REH's Conan is more likely to achieve his goals, as protagonist, by fighting than is (say) JRRT's Frodo. In Burning Wheel, if I want to play Conan I need (among other things) a high score in fighting. If I want to play Frodo, I need (among other things) a high score in Perception. And if I want to play Sam, I need (among other things) a high score in Cooking. That's what makes it more likely that my PC will get what he wants - helping his friends endure their struggles - by cooking for them. As it happens, my knight PC Thurgon has a passable rating in Cooking. In building the character that way, I'm not just establishing a state of affairs in the fiction that this guy knows how to cook. I'm also sending a signal about my character: I aspire to achieve things by cooking.

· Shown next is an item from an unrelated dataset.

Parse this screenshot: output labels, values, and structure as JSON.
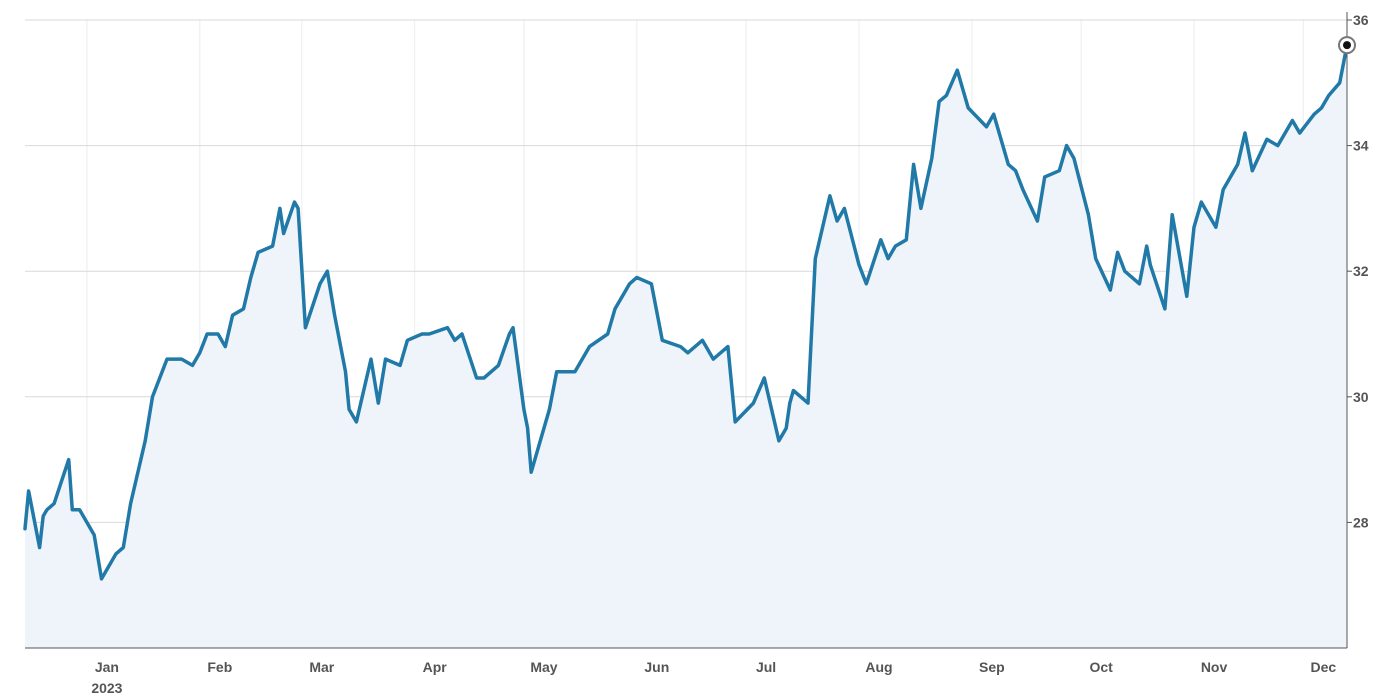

Of course, if the opponents are tougher, then achieving a goal by fighting them will be harder (for Conan, or for anyone else). If a situation is more complicated or obscure - whether literally or emotionally - than it will harder for even an astute person to achieve their goal by understanding it. If all there is to cook with is what can be scraped together on the trail; or if the tastes of those I'm cooking for are so jaded that nothing but the finest cuisine will move them; then even an experienced cook will find it harder to achieve what they want by cooking.

There's nothing muddled about any of that.

I've never built a lock-picking character, but one of my friends I play with did once. Just like the examples I've given, that sent a signal too, that his character aspired to achieve things by picking locks. There was no muddle.

In such situation in Burning Wheel, how you determine 'the DC'* of the safe opening check? Is it based on the quality of the safe or narrative likelihood of the papers being in there, or something else?

(*I don't remember what the BW equivalent is actually called, but I remember that the mechanics are such that the odds scale way more steeply than in D&D, so GM's determination affects the odds drastically more.)
For each skill, there is a list of obstacles. The obstacles for lock-picking are based on the quality of the lock. Whether the test to open the lock could be augmented by (say) Incriminating Documents-wise; or whether the GM would just "say 'yes'" to the opening but call for a check on Incriminating Documents-wise when the contents of the safe are inspected; or something else; would depend on further details of the situation: how it was framed, and what the Beliefs of the characters are.